Etruria fue… un grandísimo cambio. La ropa de abrigo le sobraba, el sol brillaba sobre el cielo. ¿Esa era la luz que debía guiarla? Pensaba en algo más… metafórico. Ya no había tantas nubes cubriendo el cielo, la nieve había desaparecido. No solo eso, sino que el sistema que gobernaba el país era totalmente diferente. Todo era… ¿más ordenado? Esa fue la sensación que tuvo al pisar Etruria. No solo eso, ¡la Iglesia le dio lugar donde quedarse! Comida, techo… Mas no había ningún arcoiris que apareciera ni sobre las iglesias ni ningún sitio. Pasó casi dos años en Etruria, recibiendo educación mínima bajo la tutela de los sacerdotes. Averiguó incluso que tenía una gran afinidad hacia la magia. ¡Podría hacer magia! La chica estaba que no cabía en gozo. Sus padres habían acertado en todo lo que habían dicho. ¿Qué pasaría cuando encontrase el tan afamado arcoiris? Debía ser un milagro, sin duda. Decidió continuar pues su viaje en busca de ese milagro que le concedería el descanso a sus pies, aunque el destino le iba a jugar una mala pasada como a todos.

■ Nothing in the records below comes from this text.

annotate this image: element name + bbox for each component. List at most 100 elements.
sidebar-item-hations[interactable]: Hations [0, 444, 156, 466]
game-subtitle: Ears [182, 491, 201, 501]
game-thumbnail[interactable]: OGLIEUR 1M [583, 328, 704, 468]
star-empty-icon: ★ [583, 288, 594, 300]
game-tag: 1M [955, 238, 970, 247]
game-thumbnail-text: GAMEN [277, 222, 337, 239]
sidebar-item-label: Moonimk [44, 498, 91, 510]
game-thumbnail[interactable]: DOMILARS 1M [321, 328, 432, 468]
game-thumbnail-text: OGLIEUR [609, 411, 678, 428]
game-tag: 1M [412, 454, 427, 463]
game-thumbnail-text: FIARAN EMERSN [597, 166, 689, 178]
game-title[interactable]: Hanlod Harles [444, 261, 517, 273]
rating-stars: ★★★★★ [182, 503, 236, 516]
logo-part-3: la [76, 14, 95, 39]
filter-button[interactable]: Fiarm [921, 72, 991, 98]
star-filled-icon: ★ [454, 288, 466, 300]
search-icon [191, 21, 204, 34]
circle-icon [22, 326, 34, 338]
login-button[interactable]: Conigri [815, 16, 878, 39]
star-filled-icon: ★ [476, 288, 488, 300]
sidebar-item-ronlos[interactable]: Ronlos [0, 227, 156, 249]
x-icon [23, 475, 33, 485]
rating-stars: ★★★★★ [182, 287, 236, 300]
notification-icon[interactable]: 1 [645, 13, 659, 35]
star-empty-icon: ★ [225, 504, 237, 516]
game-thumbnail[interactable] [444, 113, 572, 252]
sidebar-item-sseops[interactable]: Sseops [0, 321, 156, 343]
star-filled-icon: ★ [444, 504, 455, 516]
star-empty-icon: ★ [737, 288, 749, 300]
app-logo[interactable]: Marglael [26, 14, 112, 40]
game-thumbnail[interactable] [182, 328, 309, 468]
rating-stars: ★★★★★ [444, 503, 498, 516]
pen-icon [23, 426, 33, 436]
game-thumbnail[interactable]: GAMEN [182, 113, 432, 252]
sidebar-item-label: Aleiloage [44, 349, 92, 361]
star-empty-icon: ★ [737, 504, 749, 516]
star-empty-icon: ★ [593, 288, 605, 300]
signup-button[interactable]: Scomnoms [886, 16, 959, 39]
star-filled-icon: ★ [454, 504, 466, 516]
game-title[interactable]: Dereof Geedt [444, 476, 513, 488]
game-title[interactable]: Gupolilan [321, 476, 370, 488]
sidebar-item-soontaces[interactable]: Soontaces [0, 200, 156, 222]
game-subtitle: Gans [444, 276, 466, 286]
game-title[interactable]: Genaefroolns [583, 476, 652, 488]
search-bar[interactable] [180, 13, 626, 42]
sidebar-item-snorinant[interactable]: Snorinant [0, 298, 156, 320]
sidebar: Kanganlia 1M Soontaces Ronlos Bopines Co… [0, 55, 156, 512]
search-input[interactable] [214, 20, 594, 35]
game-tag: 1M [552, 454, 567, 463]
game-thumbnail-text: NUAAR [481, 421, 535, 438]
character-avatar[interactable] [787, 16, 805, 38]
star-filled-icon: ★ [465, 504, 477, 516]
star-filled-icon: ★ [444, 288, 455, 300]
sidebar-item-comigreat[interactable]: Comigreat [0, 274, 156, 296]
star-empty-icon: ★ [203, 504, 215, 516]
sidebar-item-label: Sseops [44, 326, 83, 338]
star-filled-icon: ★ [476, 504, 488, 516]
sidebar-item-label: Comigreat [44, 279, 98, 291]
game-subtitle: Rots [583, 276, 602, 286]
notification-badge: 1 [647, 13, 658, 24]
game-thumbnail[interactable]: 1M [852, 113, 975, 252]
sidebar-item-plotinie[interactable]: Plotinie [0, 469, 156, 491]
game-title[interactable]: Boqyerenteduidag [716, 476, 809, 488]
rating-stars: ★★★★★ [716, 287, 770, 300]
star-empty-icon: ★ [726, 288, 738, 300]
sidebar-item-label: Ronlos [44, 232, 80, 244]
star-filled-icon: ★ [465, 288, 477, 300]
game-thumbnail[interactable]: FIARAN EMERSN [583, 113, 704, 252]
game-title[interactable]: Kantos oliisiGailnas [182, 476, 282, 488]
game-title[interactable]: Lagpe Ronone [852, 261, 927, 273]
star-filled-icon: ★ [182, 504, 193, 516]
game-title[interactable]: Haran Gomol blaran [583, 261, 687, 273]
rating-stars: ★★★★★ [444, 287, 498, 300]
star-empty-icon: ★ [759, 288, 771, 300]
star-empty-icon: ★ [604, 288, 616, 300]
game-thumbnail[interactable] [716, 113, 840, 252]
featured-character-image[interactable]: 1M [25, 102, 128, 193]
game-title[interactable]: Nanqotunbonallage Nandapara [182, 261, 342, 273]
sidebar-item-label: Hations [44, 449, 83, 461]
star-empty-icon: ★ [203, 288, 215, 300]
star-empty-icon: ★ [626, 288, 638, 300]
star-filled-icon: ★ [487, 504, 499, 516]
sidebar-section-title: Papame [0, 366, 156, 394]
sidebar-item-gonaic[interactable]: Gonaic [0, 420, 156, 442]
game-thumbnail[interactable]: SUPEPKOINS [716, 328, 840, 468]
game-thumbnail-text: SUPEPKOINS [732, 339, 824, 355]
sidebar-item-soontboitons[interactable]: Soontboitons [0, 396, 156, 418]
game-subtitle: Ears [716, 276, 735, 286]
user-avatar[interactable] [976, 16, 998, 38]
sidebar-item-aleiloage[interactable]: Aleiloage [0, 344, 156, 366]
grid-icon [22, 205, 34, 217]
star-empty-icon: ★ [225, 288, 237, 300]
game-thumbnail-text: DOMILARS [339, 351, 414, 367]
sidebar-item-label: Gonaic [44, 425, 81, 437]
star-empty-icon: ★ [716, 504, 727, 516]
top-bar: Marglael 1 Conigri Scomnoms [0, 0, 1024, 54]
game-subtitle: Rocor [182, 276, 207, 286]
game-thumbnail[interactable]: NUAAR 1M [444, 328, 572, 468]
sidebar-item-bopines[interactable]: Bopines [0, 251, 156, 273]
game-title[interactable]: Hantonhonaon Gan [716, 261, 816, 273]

Decidió aventurarse en alta mar, mas tuvo la mala suerte de justo viajar junto a unos piratas. ¿Por qué? No puedes negarte cuando te cogen desprevenida en un callejón y te cuelan en un barco para venderte seguramente al mejor postor. Fue un viaje muy… tranquilo. No podía moverse al fin y al cabo, tenía que comer, hacer sus necesidades, todo en un mismo sitio. Ellos se burlaban de la pobre cría que había caído en sus garras, mas Eileen se resignaba a su posición haciendo caso a sus captores, intentando conservar la vida. Llegó así a las Islas de Durban, ni más ni menos, como equipaje. Había trifulcas en todos lados, ningún lugar era seguro, y justamente les pilló en una caza de piratas. Sintió el retumbar de los cañones, escuchó los gritos de los tripulantes, los pasos acelerados. Armándose de todo el valor posible, la muchacha consiguió subir a cubierta para verse envuelta en un escenario de lo más caótico. Cuatro barcos peleando entre sí, ella en uno de éstos. La lluvia y el viento no hacía más fácil todo aquello. Lo que más le asombró fue la ironía de que en medio de todos esos nubarrones, entre dicha furiosa tormenta, se abrieran paso algunos rayos de sol. Era sin dudas glorioso a pesar de todo lo que le rodeaba.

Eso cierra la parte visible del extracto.